Valued and recognized for its legendary ability to bring health, virility and a longer life span, it is no wonder that the Panax ginseng is deemed to be more than worth its weight in gold among Chinese royalty of lore. Historical records show that the benefits of ginseng have been enjoyed by royals long before the Han Dynasty (206 BC-220 AD). Its exclusive use soon became a law – commoners found using the “royal root” could be punished with death.
Traditional healers and herbalists of China have long studied and recorded the effects of ginseng in health, before modern science came along. Ancient medical texts describe ginseng with such revere that it sounds more like a miracle: “Ginseng calms the mind, brings harmony to the soul, eliminates fears, and drives away evil spirits. It also makes the eyes shine, opens the heart, and clarifies thinking. If taken long enough, it strengthens the body and extends life.” Panax ginseng’s historical role as an aphrodisiac is also still greatly appreciated today.

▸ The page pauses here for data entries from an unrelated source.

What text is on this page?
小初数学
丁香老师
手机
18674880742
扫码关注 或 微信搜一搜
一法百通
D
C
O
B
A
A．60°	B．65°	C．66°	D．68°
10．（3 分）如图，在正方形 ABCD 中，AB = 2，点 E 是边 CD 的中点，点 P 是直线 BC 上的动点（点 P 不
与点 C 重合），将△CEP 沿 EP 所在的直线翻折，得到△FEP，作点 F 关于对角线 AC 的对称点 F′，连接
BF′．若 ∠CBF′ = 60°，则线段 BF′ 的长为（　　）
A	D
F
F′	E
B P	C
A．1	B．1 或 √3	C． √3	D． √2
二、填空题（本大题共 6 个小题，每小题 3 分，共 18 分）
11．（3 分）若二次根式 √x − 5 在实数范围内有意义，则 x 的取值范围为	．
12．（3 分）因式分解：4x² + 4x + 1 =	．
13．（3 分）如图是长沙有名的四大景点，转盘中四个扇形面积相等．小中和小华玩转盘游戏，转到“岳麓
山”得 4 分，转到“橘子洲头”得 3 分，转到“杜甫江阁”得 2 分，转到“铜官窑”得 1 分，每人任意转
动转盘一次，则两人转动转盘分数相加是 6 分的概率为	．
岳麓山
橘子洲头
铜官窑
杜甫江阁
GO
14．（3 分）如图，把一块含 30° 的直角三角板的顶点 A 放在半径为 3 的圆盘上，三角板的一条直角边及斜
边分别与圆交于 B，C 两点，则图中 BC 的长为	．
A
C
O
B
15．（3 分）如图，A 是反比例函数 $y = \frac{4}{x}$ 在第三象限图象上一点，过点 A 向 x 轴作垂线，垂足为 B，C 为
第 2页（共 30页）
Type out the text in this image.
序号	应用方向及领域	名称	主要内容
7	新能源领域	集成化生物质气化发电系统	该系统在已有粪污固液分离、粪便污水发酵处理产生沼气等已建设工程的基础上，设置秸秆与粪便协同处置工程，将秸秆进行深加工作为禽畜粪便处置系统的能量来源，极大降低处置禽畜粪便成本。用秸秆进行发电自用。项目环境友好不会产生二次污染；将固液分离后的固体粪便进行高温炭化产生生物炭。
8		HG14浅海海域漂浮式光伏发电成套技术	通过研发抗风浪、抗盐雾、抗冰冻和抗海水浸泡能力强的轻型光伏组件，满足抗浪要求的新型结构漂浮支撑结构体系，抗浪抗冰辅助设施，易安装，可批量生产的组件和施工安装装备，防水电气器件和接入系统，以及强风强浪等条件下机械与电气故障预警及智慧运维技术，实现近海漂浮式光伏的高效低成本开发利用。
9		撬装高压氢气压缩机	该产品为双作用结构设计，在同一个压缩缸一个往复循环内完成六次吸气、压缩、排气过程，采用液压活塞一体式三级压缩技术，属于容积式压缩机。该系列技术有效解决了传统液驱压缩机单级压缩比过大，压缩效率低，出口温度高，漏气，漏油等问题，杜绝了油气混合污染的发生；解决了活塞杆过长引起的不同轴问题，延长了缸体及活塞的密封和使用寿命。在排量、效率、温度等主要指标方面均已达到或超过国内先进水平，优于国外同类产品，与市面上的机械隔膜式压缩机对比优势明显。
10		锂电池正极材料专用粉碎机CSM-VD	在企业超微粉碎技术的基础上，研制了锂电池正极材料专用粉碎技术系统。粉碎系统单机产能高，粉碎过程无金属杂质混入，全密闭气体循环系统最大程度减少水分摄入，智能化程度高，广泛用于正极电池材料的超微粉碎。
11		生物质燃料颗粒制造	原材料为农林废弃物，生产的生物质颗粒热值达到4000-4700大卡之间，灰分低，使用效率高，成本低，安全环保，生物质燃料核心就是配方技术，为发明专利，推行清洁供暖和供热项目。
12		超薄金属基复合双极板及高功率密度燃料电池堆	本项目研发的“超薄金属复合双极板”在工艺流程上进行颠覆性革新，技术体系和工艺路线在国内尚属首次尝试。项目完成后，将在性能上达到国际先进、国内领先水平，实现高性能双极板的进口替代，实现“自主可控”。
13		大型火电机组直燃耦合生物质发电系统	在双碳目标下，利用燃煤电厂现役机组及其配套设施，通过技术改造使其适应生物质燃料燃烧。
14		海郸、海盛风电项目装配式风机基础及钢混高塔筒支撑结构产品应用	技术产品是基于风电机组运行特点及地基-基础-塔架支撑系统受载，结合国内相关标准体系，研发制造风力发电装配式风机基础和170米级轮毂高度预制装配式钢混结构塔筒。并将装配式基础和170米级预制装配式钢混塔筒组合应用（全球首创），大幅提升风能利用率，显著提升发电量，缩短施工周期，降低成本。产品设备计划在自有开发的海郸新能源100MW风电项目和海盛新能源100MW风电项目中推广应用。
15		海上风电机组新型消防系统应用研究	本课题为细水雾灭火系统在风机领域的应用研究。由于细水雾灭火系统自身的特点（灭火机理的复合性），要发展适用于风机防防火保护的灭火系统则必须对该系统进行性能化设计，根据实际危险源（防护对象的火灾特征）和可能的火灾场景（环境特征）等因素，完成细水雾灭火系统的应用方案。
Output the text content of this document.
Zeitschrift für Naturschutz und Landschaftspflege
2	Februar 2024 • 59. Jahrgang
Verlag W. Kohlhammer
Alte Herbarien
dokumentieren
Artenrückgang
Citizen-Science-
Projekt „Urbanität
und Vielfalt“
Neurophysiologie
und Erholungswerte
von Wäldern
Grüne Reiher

Why is it called Panax Ginseng?
Ginseng, the English name of the plant, is a modification of its Chinese name “ren shen,”which loosely translated means “man life.” So it is not surprising that ginseng is also known as the “root of life”. The ginseng root’s resemblance to the shape of the human body, also further adds to its standing as an effective traditional tonic for male sexual vigour and potency. The Latin name for the species, Panax, is derived from the Greek word “panacea,” which means “cure-all” or “all-healer.” If you string all the words together, ginseng is effectively “the cure-all root of life.”
How can you use Ginseng?
Incorporating ginseng into your diet is easy. By removing the tough outer skin, it reveals a yellow flesh with a strong fragrance. Adding slivers of this immediately unveils a new taste to food and drink. For example, ginseng adds a pleasant herbal flavour when used as a soup base in cooking. It is also used in a lot of Asian cooking. Incorporate some ginseng into your next stir-fry. Alternatively, you could try adding a bit of ginseng to some tea with honey. The result is surprisingly refreshing and spicy at the same time. You can now also pop a pill, as ginseng comes in tablet form like multi- vitamins as well.
What other ailments does ginseng help with?
According to TCM (traditional Chinese Medicine), ginseng helps a variety of ailments, namely:
- Weak pulse
- Lack of appetite
- Rectal prolapse
- Heart failure and heart palpitations.
So the next time you’re feeling a little lethargic or under the weather, have a bit of ginseng and see if it doesn’t do wonders for you as it has since ancient times. However, as with anything, always consult your doctor first before embarking on drastic changes to your diet.